Пришли к Моргунову Тимоша с Барыбой. Моргунов - с газетой сидит.
- Вот, министра-то ухлопали, слыхали или нет?
Тимоша улыбается - лампадку веселую зажег:
- Слыхали, как не слыхать. Идем это по базару, слышу, разговаривают: "Очень его даже жалко: поди, ведь тысяч двадцать в год получал. Очень жалко".
Моргунов так и затрясся от смеху:
- Вот они, все тут, наши-то: тысяч двадцать… очень жалко… Ох уморил!
Помолчали, газетами пошуршали.
- А у нас - тоже Анютку Протопопову в Питере забрали, доучилась, вспомнил Барыба.
Моргунов сейчас же привязался и пошел подзуживать - знал, как Тимоша о бабах понимает: связываться с ними в серьезном деле - все одно, что мармелад во щи мешать.
- В гости бабу еще - туда-сюда, пустить можно. А в себя уж - ни-ни. Тимоша грозит сухоньким своим пальцем. - В себя пустил - пропал. Баба - она, брат, корни - вроде лопуха пускает. И не вынесть никак. Так лопухом весь и зарастешь.
- Лопухом, - смеется, громыхает Барыба. А Моргунов кулаком стучит, орет неестественным голосом:
- Так их, Тимоша, так! А ну, прорцы еще, царю иудейский!
"И чего ломается, чего орет", - думал Барыба.
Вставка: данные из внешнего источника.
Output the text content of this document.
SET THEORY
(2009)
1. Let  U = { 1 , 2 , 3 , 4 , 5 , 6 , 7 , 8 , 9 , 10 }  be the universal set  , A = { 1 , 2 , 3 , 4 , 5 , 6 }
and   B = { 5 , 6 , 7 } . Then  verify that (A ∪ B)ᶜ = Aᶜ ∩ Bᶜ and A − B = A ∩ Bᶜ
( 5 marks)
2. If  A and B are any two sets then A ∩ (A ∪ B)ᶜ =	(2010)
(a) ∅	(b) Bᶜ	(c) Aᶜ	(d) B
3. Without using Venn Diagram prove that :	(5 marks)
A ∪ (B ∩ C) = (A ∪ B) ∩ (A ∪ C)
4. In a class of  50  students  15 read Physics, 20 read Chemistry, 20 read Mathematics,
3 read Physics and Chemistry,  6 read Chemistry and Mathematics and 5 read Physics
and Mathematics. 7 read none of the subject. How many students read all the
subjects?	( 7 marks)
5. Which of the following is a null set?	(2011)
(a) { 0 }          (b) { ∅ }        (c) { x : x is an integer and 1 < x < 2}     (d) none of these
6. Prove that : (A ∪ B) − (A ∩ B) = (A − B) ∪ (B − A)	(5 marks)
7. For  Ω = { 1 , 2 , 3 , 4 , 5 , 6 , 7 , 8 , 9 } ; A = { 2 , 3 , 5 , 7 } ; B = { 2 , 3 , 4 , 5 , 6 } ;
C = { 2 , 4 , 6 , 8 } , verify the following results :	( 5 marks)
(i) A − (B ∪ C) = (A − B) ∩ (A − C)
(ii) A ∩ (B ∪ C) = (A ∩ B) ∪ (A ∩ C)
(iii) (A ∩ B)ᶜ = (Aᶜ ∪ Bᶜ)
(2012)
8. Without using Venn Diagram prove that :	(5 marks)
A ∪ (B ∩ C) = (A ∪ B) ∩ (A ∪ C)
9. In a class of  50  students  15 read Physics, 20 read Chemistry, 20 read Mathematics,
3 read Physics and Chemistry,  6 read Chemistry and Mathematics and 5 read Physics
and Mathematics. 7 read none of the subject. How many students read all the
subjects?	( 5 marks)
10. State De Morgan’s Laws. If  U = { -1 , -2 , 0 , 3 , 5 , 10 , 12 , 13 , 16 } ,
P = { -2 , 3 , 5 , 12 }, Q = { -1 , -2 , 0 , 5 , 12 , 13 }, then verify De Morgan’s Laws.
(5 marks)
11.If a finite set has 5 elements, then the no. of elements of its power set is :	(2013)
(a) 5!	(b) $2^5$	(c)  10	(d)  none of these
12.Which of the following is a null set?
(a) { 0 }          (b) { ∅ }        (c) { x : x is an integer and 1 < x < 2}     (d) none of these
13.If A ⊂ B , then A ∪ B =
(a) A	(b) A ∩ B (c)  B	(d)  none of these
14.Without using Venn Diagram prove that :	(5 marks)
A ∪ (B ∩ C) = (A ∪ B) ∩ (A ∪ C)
Правда, любил поломаться Семен Семеныч. Такой уж какой-то ненастоящий человек был, притворник, все-то подмигивает, выглядывает, с камешком за пазухой. И глаза - не то охальные, не то мученские.
- Пива нам, пива, пива! - орал Семен Семеныч. Приносила на подносе ясноглазая Дашутка, свежая - ну вот сейчас после дождя травка.
- Новая? - говорил Тимоша и не глядел на Моргунова.
Менял их Моргунов чуть не каждый месяц. Белые, черные, тощие, дебелые. И до всех одинаково ласков был Моргунов:
- Что ж, все они одинаковы. А настоящей все равно не найти.
За пивом, глядишь, Тимоша, завел уж о своем любимом, о Боговом, начал на Моргунова наседать с хитрыми вопросами: а коли Бог все может и не хочет нам жизнь переменить - так где же любовь? И как же это праведники в раю останутся? И куда же Бог денет этих убийц министровых?
Моргунов - не любит о Боге. Насмешник, наяный, а тут вот живо потемнеет, как черт от ладана.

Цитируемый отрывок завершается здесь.